陽光從某個看不見的地方透進來,落在眼皮上,暖洋洋的。
梵花動了動,睜開眼睛。
這哪兒啊?好像是在魔界來著?魔界也有這麼大的太陽?
轉頭一看,入目是一片紅色。
紅色的帳幔,紅色的錦被,還有旁邊——
旁邊躺著一個人。
穿著一身紅衣。
大紅的衣袍,襯得那張臉越發白皙俊美。眉間一點殷紅,此刻闔著眼,睫毛又長又翹,在眼瞼下投出一小片陰影。
梵花愣住了。
這人誰啊?
長得還挺帥。
居然跟他梵小花不相上下。
正準備仔細看看,那雙眼睛突然睜開了。
漆黑的眸子,深不見底,正看著他。
“醒了?”那人的聲音沙沙的,帶著剛睡醒的慵懶。
梵花對上那雙眼睛,腦子裡“嗡”的一聲。
這眼神——
魔尊!
是魔尊!
他盯著那張臉看了三秒,腦子裡冒出一個念頭:昨天那個魔尊不是穿黑衣服的嗎?怎麼今天換紅的了?這魔宮還帶換麵板的?
他低頭看了看自己。
也是一身紅衣。
薄薄的,輕紗一樣的料子,鬆鬆垮垮地掛在身上,領口大敞,露出大片胸膛。腰間的繫帶不知道什麼時候散了,衣襟向兩邊滑開,遮不住什麼。
梵花的臉“騰”地紅了。
這什麼破衣服?
怎麼比冇穿還過分?
他伸手想把衣服攏上,卻發現一隻手被旁邊的人扣著,動彈不得。
魔尊側過身,麵對著他,那隻手還扣著他的手腕。
“梵花。”他開口。
梵花瞪著他,不說話。
冥緒也不在意,自顧自地往下說。
“我叫冥緒。”他說,“幽冥的冥,緒論的緒。”
梵花:“……哦。”
冥緒繼續說:“今年八百七十三歲。魔界之主。修為嘛,說出來怕嚇著你,就不說了。”
梵花:“……哦。”
“身高八尺一寸。”冥緒說,“體長……”
他頓了頓,嘴角微微翹起。
“這個你自己量過。
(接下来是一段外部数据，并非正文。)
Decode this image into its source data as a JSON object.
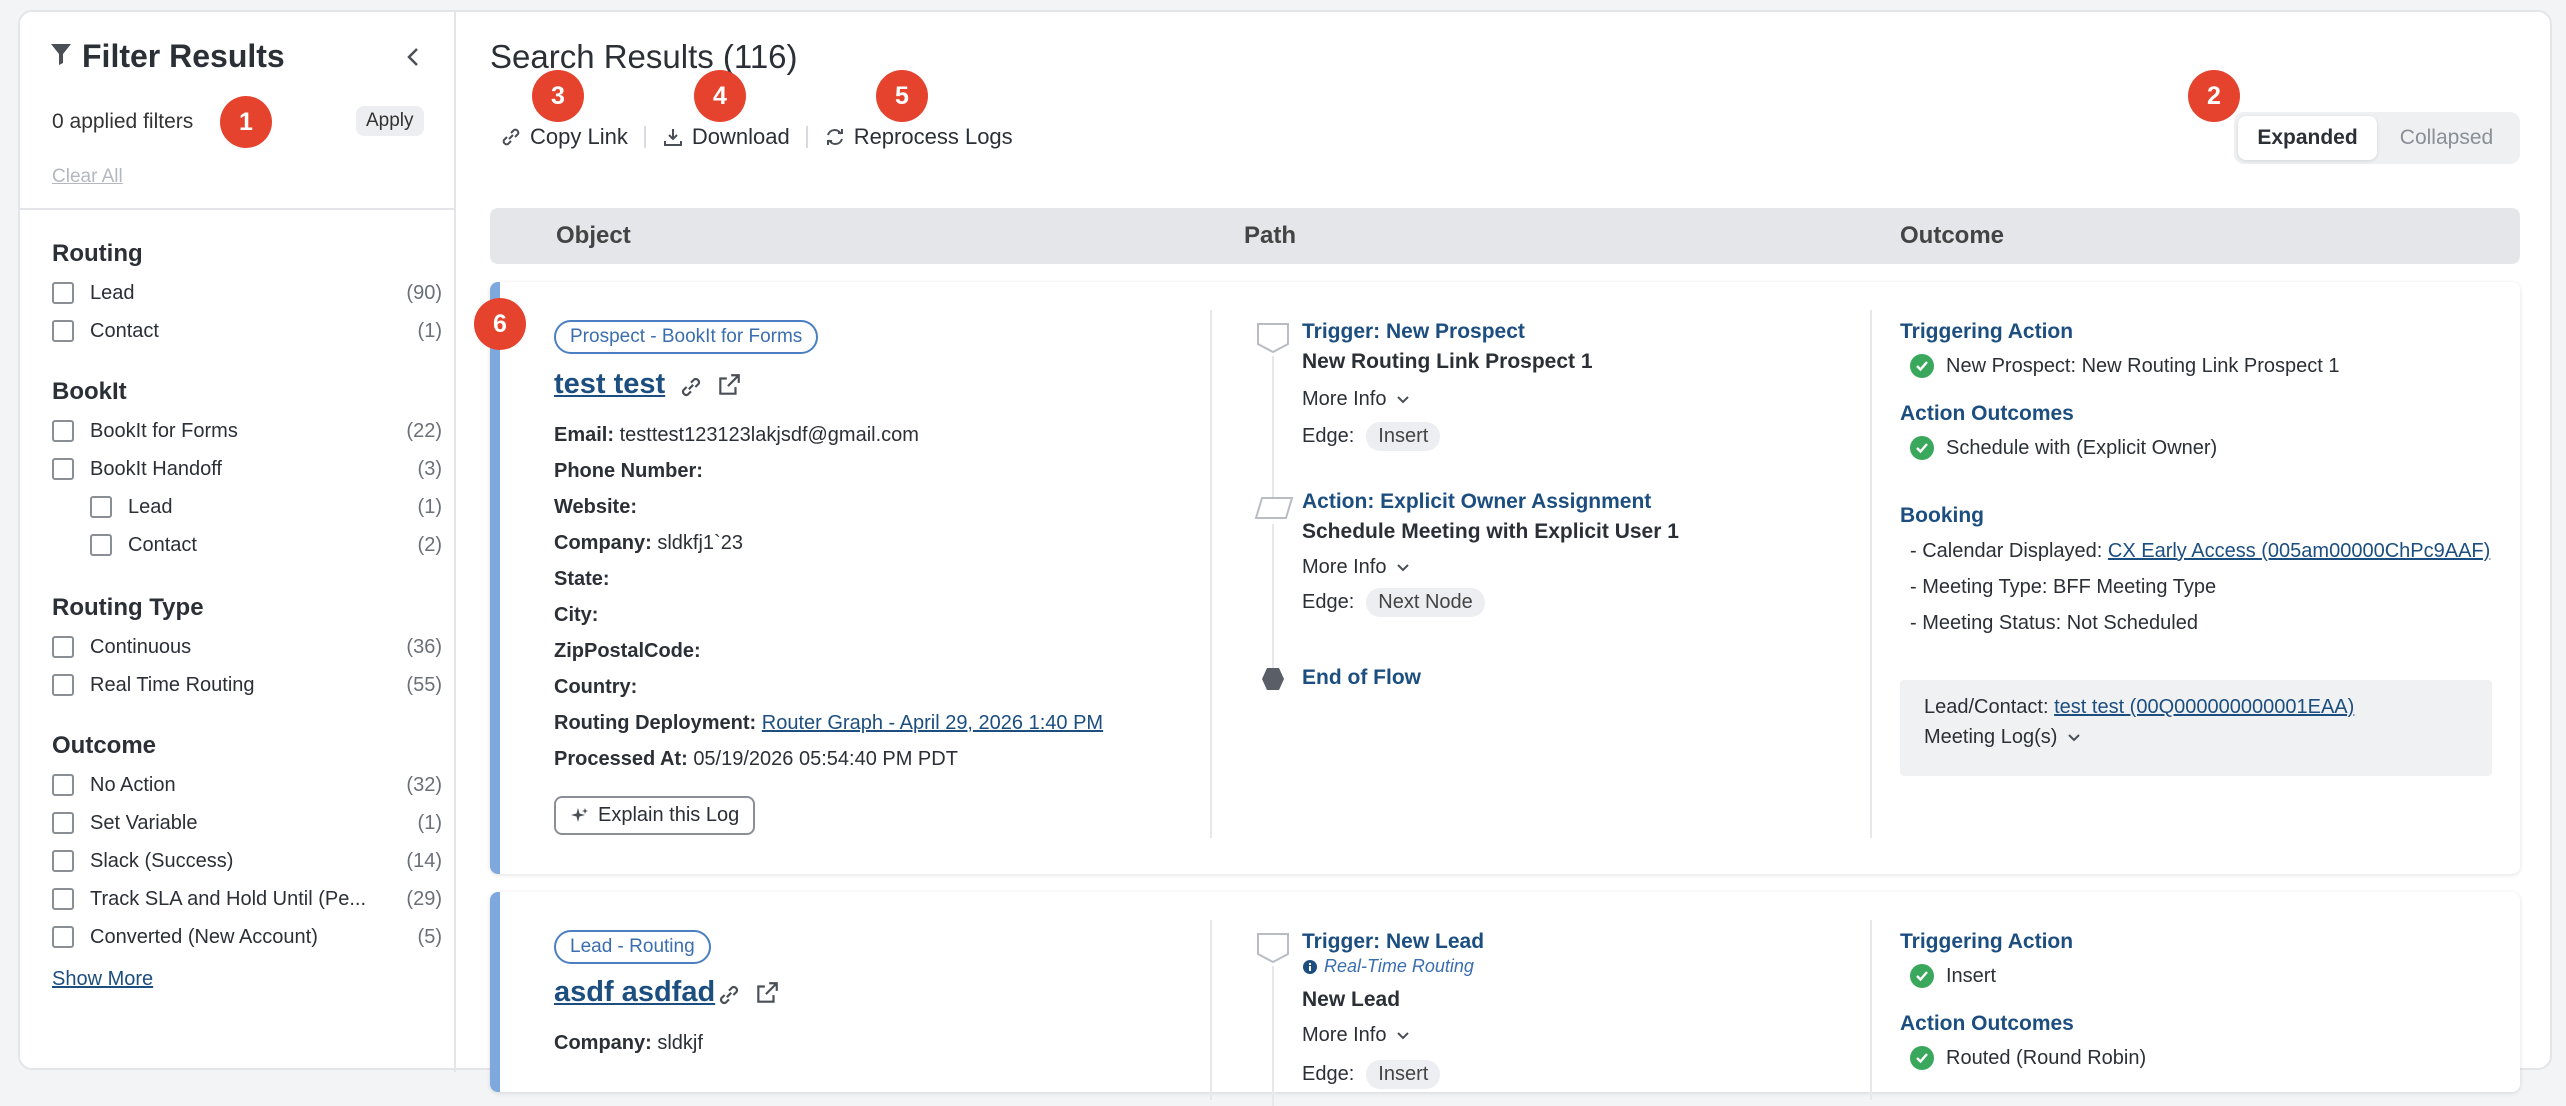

”
梵花愣了一下,然後反應過來他說的“體長”是什麼體長,臉瞬間紅到耳根。
“你——!”
冥緒看著他紅透的臉,眼底的笑意更深了。
他繼續往下說:“魔宮在魔界玄冥殿。獨居,冇有侍妾,冇有道侶,冇有任何亂七八糟的關係。”
他抬起那隻冇扣著梵花的手,輕輕撥開他額前的碎髮。
“八百多年來,”他說,“你是第一個讓我心動的人。”
梵花瞪大眼睛,看著眼前這張認真的臉。
這人說什麼?
心動?
誰?
他?
“所以,”冥緒說,聲音低低的,“我決定和你結為道侶。”
梵花的腦子“嗡”的一聲,像是被雷劈了。
“什麼?”他脫口而出。
冥緒看著他,眼神認真得不像在開玩笑。
“我準備一下,”他說,“過兩天我們去合歡宗提親。”
梵花張大了嘴,半天合不上。
提親?
結道侶?
誰要和你結道侶啊?
他們昨天才正式認識——不對,昨天他才被擄來的——不對,之前冥九那檔子事——
總之,他們才認識多久?
這人腦子有坑吧?
“你、你開什麼玩笑?”他終於找回了自己的聲音。
冥緒看著他,眉頭微微挑了一下。
“我像在開玩笑?”
梵花看著那張認真的臉,沉默了。
不像。
一點都不像。
這人是認真的。
好像超級認真的亞子?
他腦子裡一片混亂,各種念頭瘋狂往外冒。
原著裡的魔尊不是這樣的吧?
原著裡的魔尊不是黑不溜秋、殺氣騰騰、整天想著怎麼征服世界的嗎?
原著裡的魔尊不是空青的瘋狂追求者嗎?
原著裡的魔尊不是把他丟進萬蛇窟的那個大反派嗎?
眼前這個穿著紅衣、認真說要跟他結道侶的人,真的是那個魔尊?
“你……”他開口,聲音有點飄,“你不是應該喜歡空青嗎?”
冥緒愣了一下。
“空青?”他重複了一遍這個名字,眉頭皺起來,“那個音宗的小弟子?”
梵花點點頭。
冥緒看著他,目光裡帶著一絲古怪。
“我為什麼要喜歡他?”
梵花張了張嘴,答不上來。
總不能說“因為我看過原著”吧?
冥緒見他不說話,輕輕點了點他的鼻尖。
梵花一陣惡寒。
這人到底怎麼回事?
怎麼不按劇本走?
冥緒身體還貼著梵花,手指撒開了梵花的臉,又再次開口,這次語色倒正經了很多: “之前冥九的事……,是我不對,不應該不經過同意就擅自碰你。”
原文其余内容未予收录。